Estratégia do apelo à ignorância: Aqui o interlocutor sustenta um argumento como óbvio e válido, já que o adversário não possui uma prova contrária disponível.
Joana: A TPM é uma construção social criada por uma sociedade machista.
Sérgio: Eu discordo.
Joana: Mas você conhece algum estudo que prove o contrário?
Sérgio: Não consigo pensar em nenhum agora.

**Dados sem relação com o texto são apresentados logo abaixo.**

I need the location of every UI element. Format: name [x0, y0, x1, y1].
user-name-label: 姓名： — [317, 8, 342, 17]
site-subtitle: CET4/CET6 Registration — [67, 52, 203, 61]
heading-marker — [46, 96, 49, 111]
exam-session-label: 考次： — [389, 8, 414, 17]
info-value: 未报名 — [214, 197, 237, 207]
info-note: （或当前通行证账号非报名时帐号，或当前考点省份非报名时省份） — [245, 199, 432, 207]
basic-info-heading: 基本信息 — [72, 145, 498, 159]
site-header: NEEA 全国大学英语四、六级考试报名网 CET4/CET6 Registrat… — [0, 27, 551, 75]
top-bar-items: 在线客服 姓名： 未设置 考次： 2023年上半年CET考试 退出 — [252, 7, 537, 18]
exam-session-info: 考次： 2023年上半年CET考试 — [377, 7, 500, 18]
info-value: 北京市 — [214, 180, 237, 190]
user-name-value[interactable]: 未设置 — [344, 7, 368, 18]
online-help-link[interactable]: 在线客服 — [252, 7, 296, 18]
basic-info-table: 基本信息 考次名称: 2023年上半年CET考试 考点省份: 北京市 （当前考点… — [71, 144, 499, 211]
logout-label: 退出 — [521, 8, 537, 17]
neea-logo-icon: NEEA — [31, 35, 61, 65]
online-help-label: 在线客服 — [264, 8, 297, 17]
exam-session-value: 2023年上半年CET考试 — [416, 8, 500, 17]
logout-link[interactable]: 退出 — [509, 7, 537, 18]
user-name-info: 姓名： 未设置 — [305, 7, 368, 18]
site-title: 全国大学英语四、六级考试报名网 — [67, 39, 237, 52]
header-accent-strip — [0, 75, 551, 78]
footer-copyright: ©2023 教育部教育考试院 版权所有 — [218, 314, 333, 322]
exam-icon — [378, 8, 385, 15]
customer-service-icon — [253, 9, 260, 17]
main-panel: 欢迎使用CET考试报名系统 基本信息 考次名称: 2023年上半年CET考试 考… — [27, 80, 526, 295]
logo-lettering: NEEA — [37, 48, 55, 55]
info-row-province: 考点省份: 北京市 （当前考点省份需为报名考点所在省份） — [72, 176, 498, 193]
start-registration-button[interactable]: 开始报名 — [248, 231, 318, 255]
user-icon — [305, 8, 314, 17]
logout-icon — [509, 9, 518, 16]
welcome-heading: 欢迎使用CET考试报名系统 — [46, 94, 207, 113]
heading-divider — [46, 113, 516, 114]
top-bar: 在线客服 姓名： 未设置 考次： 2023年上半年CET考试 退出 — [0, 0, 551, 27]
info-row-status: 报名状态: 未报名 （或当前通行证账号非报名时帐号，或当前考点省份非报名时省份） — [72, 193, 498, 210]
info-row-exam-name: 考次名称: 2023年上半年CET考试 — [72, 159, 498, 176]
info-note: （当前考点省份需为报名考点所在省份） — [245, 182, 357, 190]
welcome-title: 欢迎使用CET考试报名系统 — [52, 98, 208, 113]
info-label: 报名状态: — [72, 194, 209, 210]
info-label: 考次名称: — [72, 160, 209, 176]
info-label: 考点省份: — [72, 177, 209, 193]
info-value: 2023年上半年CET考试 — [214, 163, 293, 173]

Joana: Logo, eu estou certa.
Como disse no começo desse ensaio, essas estratégias são como sintomas, modalidades de corpo que podem afetar qualquer um, principalmente quando estamos em risco, quando faltam ferramentas argumentativas ou até mesmo emocionais. "Como achar uma saída, como evitar tudo isso?", pergunta você, curioso. É preciso ter cuidado, o máximo que conseguimos, afinal não é essa a nossa meta, ou seja, a construção de um campo democrático e diverso? Se essas estratégias continuam em jogo, a própria democracia permanece em risco, já que o outro é sempre considerado como um pretexto em meu tabuleiro argumentativo, um simples efeito. Como já deve ter ficado claro, isso não é justo com ele ou com você mesmo. Em um mundo de polarizações e ódios, precisamos de uma estrutura de linguagem mais adequada, mais horizontal, menos pretensiosa. Eu sei que não é fácil, eu entendo completamente a dificuldade, mas é necessário. Mais do que nunca precisamos aprender a conversar e a ouvir um tipo de outro que não sou, que não é como eu, mas tem sua própria trajetória.